Лучину не засвечивали. Селезнеева оставили спать у Исакова. Ложились в темноте. В тихой Москве все мерещились пьяные крики, вопли опричников и резвый скок их быстрых коней…
XI
Рукобитие
Исаков побывал в Московской палате братьев Строгановых и узнал, что большой караван товаров пойдет только летом, когда вскроются реки, и пойдет медленно. Он будет заходить в Нижний Новгород и в Казань и везде будет закупать товары для строгановских городков. Но до вскрытия рек, санями до Волги поедет доверенный человек Карл Залит. Он едет один и, конечно, может доставить Федю.

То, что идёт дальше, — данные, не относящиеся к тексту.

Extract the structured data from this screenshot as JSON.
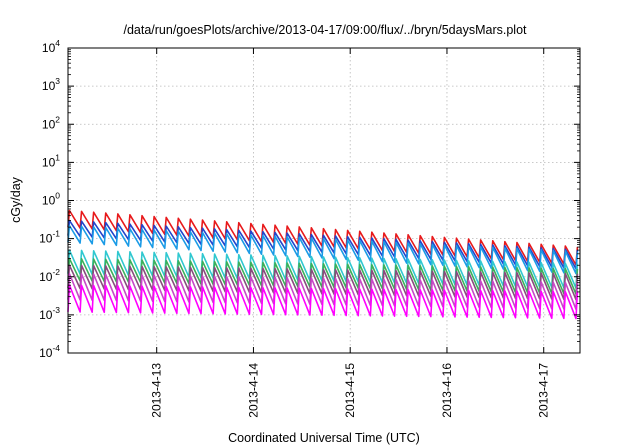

В строгановской палате Чашников знали и там приняли участие в судьбе Феди. Старший приказчик сказал Исакову:
— Хорошее дело надумали, Степан Филиппович, Чашниковского сынка к Строгановым послать. У них он и ратному делу научится, и свое меховое не забудет. А там, как ему полюбится, так и станет. То ли сотником будет в строгановских дружинах, то ли скупать будет меха, разбирать их и в Москву доставлять. У наших купцов дело огромадное. Молодому человеку там работа найдется всегда. А сами Строгановы не то что купцы, а почище и познатнее других бояр и князей будут.
Видал Исаков и Залита. Крепкий, широкоплечий, рыжий, с огненной, курчавой, короткой, больше по щекам, бородою, со шрамом на лбу, точно клейменый каторжник, Залит не понравился Исакову. Он хмуро выслушал приказчика и сказал:
— Доставить парня можно… Доставлю.
— У него, у Федора-то, — ласково сказал Исаков, — собака есть… Я знаю, ему бы так хотелось и собаку взять. Не стеснит ведь собачка-то вас в дороге.
— Это… нэт… это невозмошна… — решительно сказал Залит. — Никакой собаки я брать не желаю. Мальчонок дело другое. Мальчонка доставлю. А куда там с псом поганым возиться. У Строгановых и своих собак целая стая! Санки у меня малыя, еле вдвоем сесть.
— Да зачем собак ехать. Она и так добежит.
— Ну, а потом, — резко сказал латыш. — Я челноком пойду по рекам. До самого городка их Канкора, в устье Чусовой… Там и совсем нет места собаке. И не люблю я их, псов поганых.
Приказчик поддержал Залита.
— И точно, — сказал он. — На что в дороге собака?
— Да не возьму я собаки, — крикнул латыш. — Ни за что не возьму. На дьявола нужна она, твоя собака!